Just read what you’re saying and let it sink in for a moment.


(SockDog) #92

Limits create invisible walls, demand compromises in gameplay and design to exist. Any personal expertise is ground down under this, instead of being a master of 15 weapons you’re now a master of one. Instead of learning deft timing to perform a tricky jump or move you’re now a selection box away from exploiting such things in specific places.

What you keep describing just strikes me as a single player game. Something where you’re in control. Problem is this is a multiplayer game, it doesn’t pause for reflection and study, it doesn’t have the opportunity draw consensus from all players.

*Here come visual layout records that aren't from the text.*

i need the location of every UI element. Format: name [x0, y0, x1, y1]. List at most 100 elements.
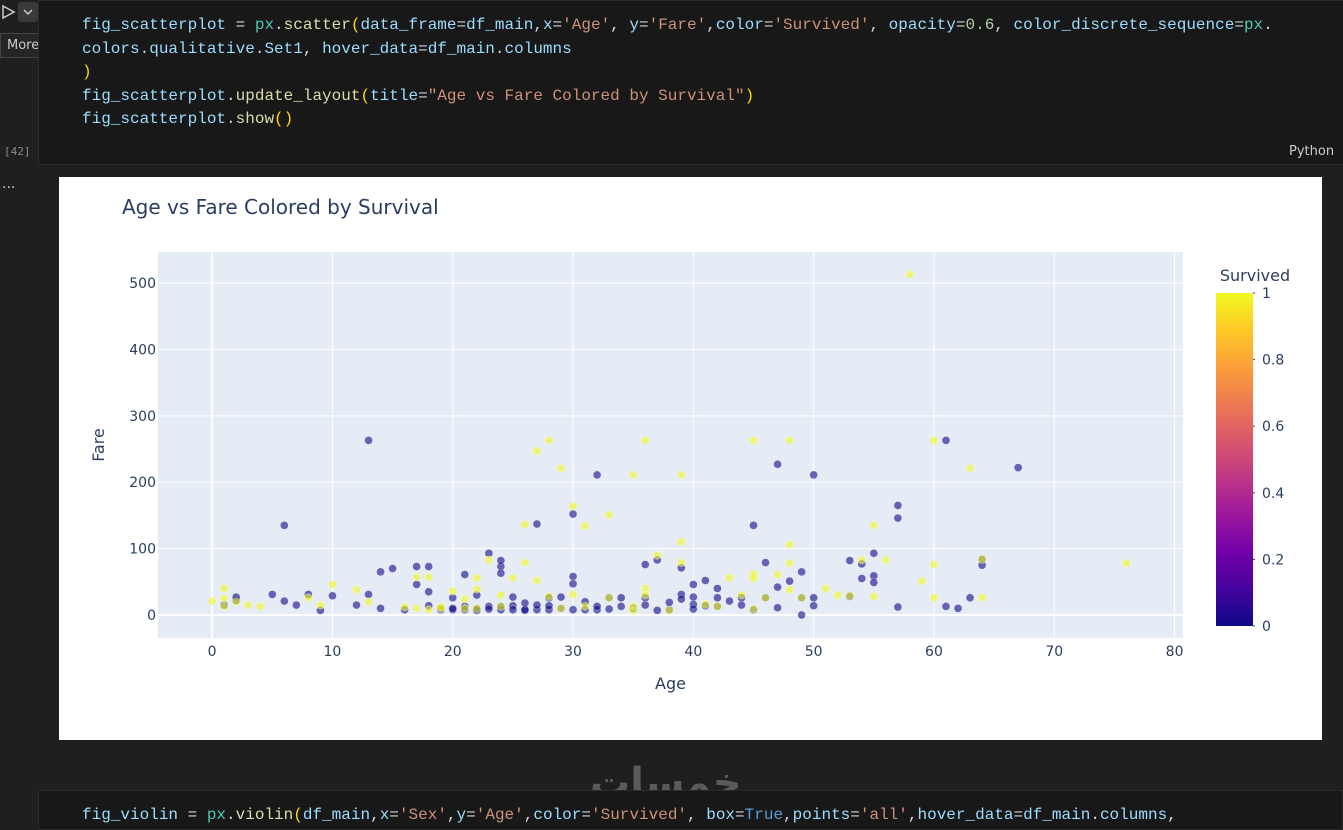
- point: [677, 537, 686, 547]
- code-token: .: [254, 39, 265, 58]
- point: [472, 584, 481, 594]
- code-token: x: [379, 806, 390, 824]
- code-token: columns: [504, 39, 572, 58]
- point: [965, 464, 975, 473]
- run-dropdown[interactable]: [18, 2, 38, 22]
- point: [568, 579, 578, 588]
- code-line: ): [82, 61, 1273, 85]
- code-token: =: [456, 16, 467, 34]
- code-token: scatter: [283, 16, 351, 34]
- point: [244, 600, 253, 610]
- point: [917, 577, 927, 586]
- code-token: =: [178, 806, 207, 824]
- code-line: fig_scatterplot.show(): [82, 108, 1273, 132]
- point: [641, 436, 650, 445]
- colorbar: [1216, 293, 1253, 626]
- point: [689, 604, 698, 614]
- point: [580, 602, 590, 611]
- point: [653, 606, 662, 615]
- code-token: =: [389, 806, 399, 824]
- code-token: ,: [533, 16, 543, 34]
- point: [641, 590, 650, 600]
- code-token: 0.6: [965, 16, 995, 34]
- point: [701, 576, 710, 585]
- point: [568, 590, 578, 599]
- code-token: fig_scatterplot: [82, 86, 227, 105]
- x-tick-label: 20: [444, 644, 462, 660]
- point: [977, 593, 987, 602]
- point: [424, 605, 433, 614]
- plot-area: [158, 252, 1183, 638]
- point: [604, 510, 614, 519]
- y-tick-label: 0: [147, 608, 156, 624]
- point: [232, 597, 241, 606]
- x-axis-title: Age: [655, 674, 686, 693]
- code-line: fig_violin = px.violin(df_main,x='Sex',y…: [82, 804, 1177, 828]
- point: [412, 573, 421, 582]
- code-token: .: [226, 110, 236, 129]
- point: [773, 570, 782, 579]
- y-axis-title: Fare: [89, 428, 108, 462]
- point: [929, 593, 939, 602]
- code-line: fig_violin = px.violin(df_main,x='Sex',y…: [82, 804, 1177, 828]
- code-token: ,: [907, 806, 918, 824]
- code-cell[interactable]: [38, 0, 1343, 165]
- code-token: y: [456, 806, 467, 824]
- point: [893, 513, 903, 523]
- code-token: True: [744, 806, 784, 824]
- code-token: "Age vs Fare Colored by Survival": [427, 86, 745, 105]
- point: [869, 521, 878, 530]
- code-line: colors.qualitative.Set1, hover_data=df_m…: [82, 38, 1273, 62]
- code-token: data_frame: [360, 16, 457, 34]
- point: [424, 562, 433, 571]
- code-token: colors: [82, 39, 140, 58]
- point: [857, 574, 866, 583]
- point: [436, 602, 445, 612]
- code-line: fig_scatterplot.update_layout(title="Age…: [82, 85, 1273, 109]
- code-token: y: [629, 16, 639, 34]
- point: [677, 558, 686, 567]
- language-label[interactable]: Python: [1289, 144, 1335, 159]
- point: [821, 584, 830, 593]
- point: [1122, 559, 1131, 568]
- code-token: =: [955, 16, 966, 34]
- run-button[interactable]: [0, 1, 18, 23]
- point: [833, 590, 842, 600]
- x-tick-label: 50: [805, 644, 823, 660]
- point: [508, 592, 518, 602]
- point: [785, 436, 794, 445]
- point: [496, 602, 506, 611]
- code-token: ,: [1167, 806, 1177, 824]
- point: [280, 596, 289, 606]
- point: [328, 591, 337, 600]
- x-tick-label: 60: [925, 644, 943, 660]
- code-token: df_main: [302, 806, 371, 824]
- point: [749, 574, 758, 583]
- output-menu[interactable]: ...: [2, 176, 16, 192]
- point: [629, 470, 638, 480]
- point: [785, 585, 794, 594]
- point: [460, 604, 469, 613]
- point: [725, 596, 734, 606]
- point: [496, 590, 506, 600]
- code-token: .: [226, 806, 236, 824]
- point: [617, 593, 626, 602]
- point: [761, 593, 770, 602]
- point: [677, 594, 686, 604]
- point: [953, 604, 963, 613]
- point: [785, 559, 794, 568]
- point: [568, 605, 578, 614]
- code-token: .: [1263, 16, 1273, 34]
- colorbar-tick-label: 0.4: [1262, 486, 1284, 502]
- code-token: =: [466, 806, 476, 824]
- code-token: .: [494, 39, 505, 58]
- point: [713, 602, 722, 611]
- point: [689, 592, 698, 602]
- code-token: update_layout: [235, 86, 361, 105]
- point: [929, 560, 939, 569]
- point: [941, 436, 951, 445]
- point: [376, 604, 385, 613]
- point: [737, 600, 746, 610]
- point: [364, 590, 373, 599]
- code-token: px: [1243, 16, 1264, 34]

You’re creating an environment of chaos built on the assumption that your desires represent everyone elses and they’ll play along. It’s like asking for an objective to involve solving an astrophysics equation or playing a game of chess. They’d add a massive amount to the game but honestly, they don’t really fit with what the game is trying to achieve, that, IMO, is to be a more varied in pace and tactics team based shooter, something achieved quite well with RTCW - ETQW.


(tokamak) #93

You’ve got a very valid point that limits are detrimental if players can’t see -and therefore account for- them. That’s why I definitely welcome the idea of making that more intuitive, I didn’t consider that myself.

Problem is this is a multiplayer game, it doesn’t pause for reflection and study, it doesn’t have the opportunity draw consensus from all players.

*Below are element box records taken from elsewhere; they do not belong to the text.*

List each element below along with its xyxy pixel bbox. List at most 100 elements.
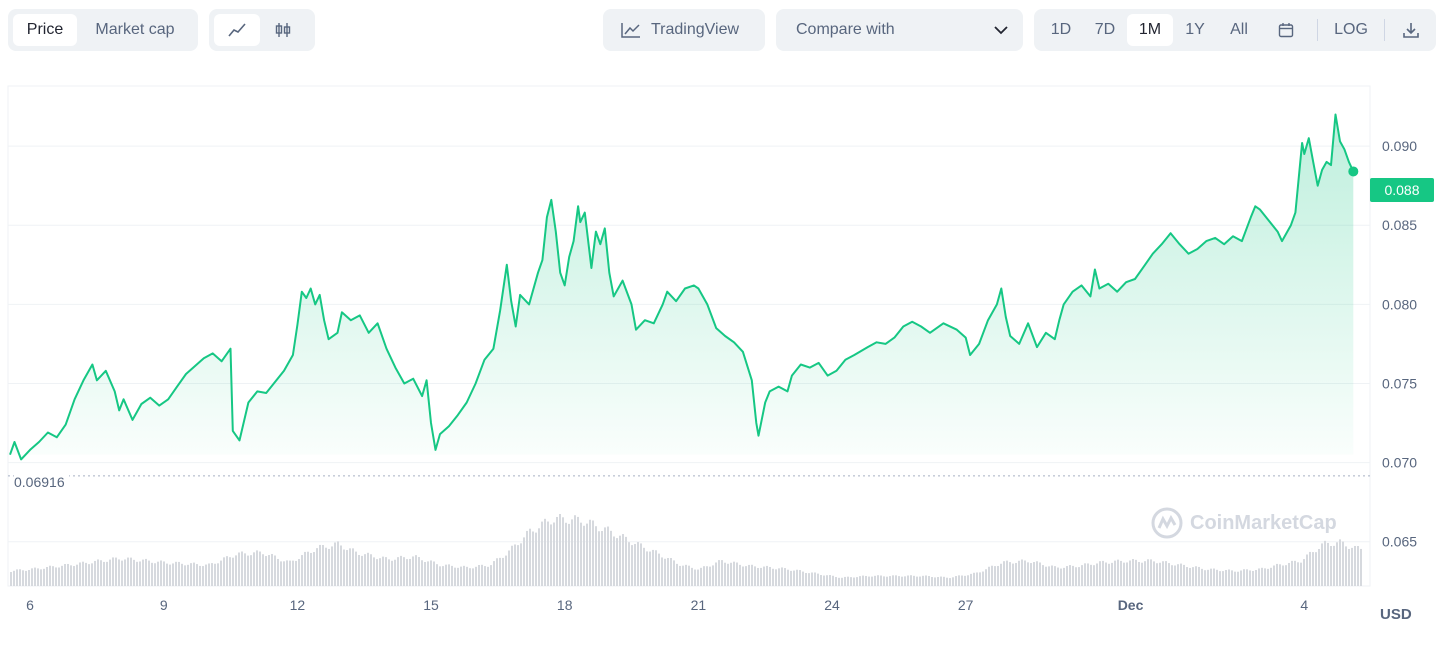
price-area bbox=[10, 114, 1354, 460]
volume-bar bbox=[1219, 571, 1221, 586]
volume-bar bbox=[178, 561, 180, 586]
volume-bar bbox=[922, 575, 924, 586]
volume-bar bbox=[448, 564, 450, 586]
volume-bar bbox=[952, 577, 954, 586]
volume-bar bbox=[259, 551, 261, 586]
volume-bar bbox=[1216, 569, 1218, 586]
volume-bar bbox=[505, 555, 507, 586]
download-button[interactable] bbox=[1391, 14, 1431, 46]
volume-bar bbox=[70, 565, 72, 586]
volume-bar bbox=[637, 542, 639, 586]
currency-label: USD bbox=[1380, 606, 1412, 623]
candlestick-chart-button[interactable] bbox=[260, 14, 306, 46]
range-all-button[interactable]: All bbox=[1230, 21, 1248, 38]
range-1y-button[interactable]: 1Y bbox=[1185, 21, 1205, 38]
volume-bar bbox=[1036, 561, 1038, 586]
range-7d-button[interactable]: 7D bbox=[1094, 21, 1116, 38]
range-1m-button[interactable]: 1M bbox=[1127, 14, 1173, 46]
volume-bar bbox=[901, 576, 903, 586]
volume-bar bbox=[862, 575, 864, 586]
date-range-button[interactable] bbox=[1261, 14, 1311, 46]
volume-bar bbox=[655, 550, 657, 586]
volume-bar bbox=[571, 519, 573, 586]
log-scale-button[interactable]: LOG bbox=[1334, 21, 1368, 38]
volume-bar bbox=[118, 559, 120, 586]
volume-bar bbox=[1339, 539, 1341, 586]
volume-bar bbox=[28, 570, 30, 586]
volume-bar bbox=[1084, 563, 1086, 586]
volume-bar bbox=[1087, 563, 1089, 586]
volume-bar bbox=[955, 576, 957, 586]
volume-bar bbox=[829, 575, 831, 586]
volume-bar bbox=[880, 575, 882, 586]
volume-bar bbox=[958, 575, 960, 586]
volume-bar bbox=[388, 559, 390, 586]
volume-bar bbox=[1048, 566, 1050, 586]
volume-bar bbox=[649, 551, 651, 586]
volume-bar bbox=[13, 570, 15, 586]
price-tab[interactable]: Price bbox=[13, 14, 77, 46]
volume-bar bbox=[808, 573, 810, 586]
market-cap-tab[interactable]: Market cap bbox=[95, 21, 175, 38]
volume-bar bbox=[961, 575, 963, 586]
volume-bar bbox=[544, 518, 546, 586]
volume-bar bbox=[652, 549, 654, 586]
volume-bar bbox=[919, 576, 921, 586]
volume-bar bbox=[562, 517, 564, 586]
volume-bar bbox=[784, 568, 786, 586]
volume-bar bbox=[1051, 565, 1053, 586]
volume-bar bbox=[871, 576, 873, 586]
volume-bar bbox=[724, 562, 726, 586]
volume-bar bbox=[472, 568, 474, 586]
volume-bar bbox=[1234, 571, 1236, 586]
volume-bar bbox=[466, 566, 468, 586]
range-1d-button[interactable]: 1D bbox=[1050, 21, 1072, 38]
volume-bar bbox=[982, 571, 984, 586]
volume-bar bbox=[214, 563, 216, 586]
chart-style-toggle bbox=[209, 9, 315, 51]
volume-bar bbox=[1351, 547, 1353, 586]
volume-bar bbox=[694, 569, 696, 586]
volume-bar bbox=[898, 576, 900, 586]
volume-bar bbox=[331, 546, 333, 586]
volume-bar bbox=[424, 561, 426, 586]
volume-bar bbox=[241, 551, 243, 586]
volume-bar bbox=[61, 565, 63, 586]
volume-bar bbox=[937, 577, 939, 586]
volume-bar bbox=[1072, 565, 1074, 586]
volume-bar bbox=[622, 534, 624, 586]
volume-bar bbox=[1285, 565, 1287, 586]
volume-bar bbox=[874, 575, 876, 586]
volume-bar bbox=[202, 566, 204, 586]
volume-bar bbox=[1066, 566, 1068, 586]
volume-bar bbox=[310, 552, 312, 586]
chevron-down-icon bbox=[994, 26, 1008, 35]
volume-bar bbox=[1045, 566, 1047, 586]
volume-bar bbox=[1297, 562, 1299, 586]
volume-bar bbox=[211, 563, 213, 586]
volume-bar bbox=[856, 577, 858, 586]
volume-bar bbox=[979, 572, 981, 586]
volume-bar bbox=[709, 566, 711, 586]
volume-bar bbox=[1342, 541, 1344, 586]
calendar-icon bbox=[1278, 23, 1294, 38]
volume-bar bbox=[718, 560, 720, 586]
volume-bar bbox=[934, 577, 936, 586]
volume-bar bbox=[196, 564, 198, 586]
volume-bar bbox=[175, 561, 177, 586]
volume-bar bbox=[1348, 548, 1350, 586]
tradingview-button[interactable]: TradingView bbox=[603, 9, 765, 51]
volume-bar bbox=[601, 530, 603, 586]
volume-bar bbox=[1258, 568, 1260, 586]
volume-bar bbox=[781, 567, 783, 586]
volume-bar bbox=[949, 578, 951, 586]
line-chart-button[interactable] bbox=[214, 14, 260, 46]
volume-bar bbox=[493, 561, 495, 586]
volume-bar bbox=[592, 520, 594, 586]
volume-bar bbox=[1081, 565, 1083, 586]
volume-bar bbox=[199, 565, 201, 586]
compare-select[interactable]: Compare with bbox=[776, 9, 1023, 51]
volume-bar bbox=[193, 562, 195, 586]
volume-bar bbox=[514, 544, 516, 586]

Hey I never said people can consider their choices indefinitely. The fact that it’s a multiplayer means split second decisions. That you’re then need to make decisions within these (soft) constraints only adds to the challenge and only increases the skill ceiling.


(Humate) #94

[QUOTE=tokamak;396864]

Just read what you’re saying and let it sink in for a moment.[/QUOTE]

Actually read the sentence.
hint: one class wonder


(tokamak) #95

generalist
a person who has knowledge, aptitude, or skill in a variety of areas, as contrasted with a specialist.


(SockDog) #96

Multiple times I’ve stated the necessary limits go beyond those of communication between players although that is a large one. Those limits are ones that reinvent the wheel where players use skill and experience and instead give you a square wheel and then demand everyone rides down a rutted road.

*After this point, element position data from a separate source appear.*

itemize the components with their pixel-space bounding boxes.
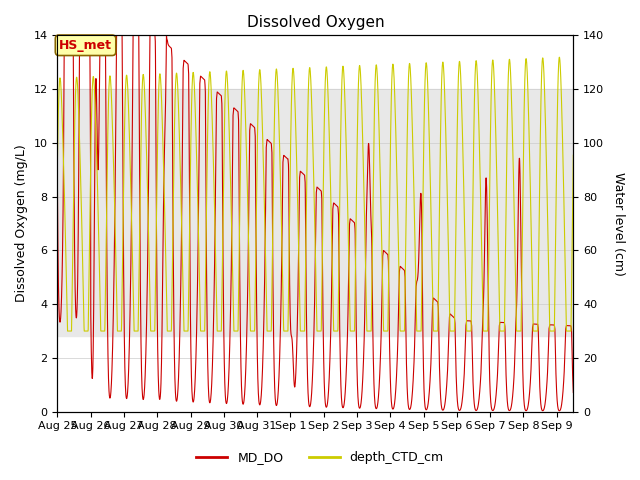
Title: Dissolved Oxygen: Dissolved Oxygen [246,15,384,30]
Y-axis label: Dissolved Oxygen (mg/L): Dissolved Oxygen (mg/L) [15,144,28,302]
Bar [58,89,573,336]
Text: HS_met: HS_met [59,39,112,52]
Y-axis label: Water level (cm): Water level (cm) [612,171,625,276]
Legend: MD_DO, depth_CTD_cm: MD_DO, depth_CTD_cm [191,446,449,469]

Hey I never said people can consider their choices indefinitely. The fact that it’s a multiplayer means split second decisions. That you’re then need to make decisions within these (soft) constraints only adds to the challenge and only increases the skill ceiling.

I never meant to imply you did, it was my observation that the process you are promoting seems a lot more fitting for such a situation (single player, tactical builds and choices). Now if SD created a proper single player campaign, allowed you to build a squad (or Co-Op team) which then worked through challenges I’d think that was an awesome idea. I just don’t buy this as adding anything to what is ultimately a fast paced turducken FPS experience.


(Humate) #97

[QUOTE=tokamak;396873]generalist
a person who has knowledge, aptitude, or skill in a variety of areas, as contrasted with a specialist.
http://www.thefreedictionary.com/generalism[/QUOTE]

hint - master of all trades, not jack of all trades.

specialist:
a person highly skilled in a specific and restricted field.

When a player in etqw, is master of all trades they are the specialist. The ability to play everything at the highest level is the asset here, because it means teams that value ‘one class wonders’ can be exploited by forcing undesirable class compositions.


(tokamak) #98

If a player gets to be master of everything then that’s a clear sign the skill-ceiling is too low.


(Apples) #99

I dont find etqw’s skill ceiling too low…

The thing is, you guys wont ever agree because toka wants more mmo into FPS and Humate wants more solid oldschool FPS into FPS… I would tend with the second option too, and then add mod or stuffs once the game is a big hit


(tokamak) #100

“Mod or stuffs” you’re the third or fourth person who proposes this as a viable solution. “Mod or stuffs” seriously.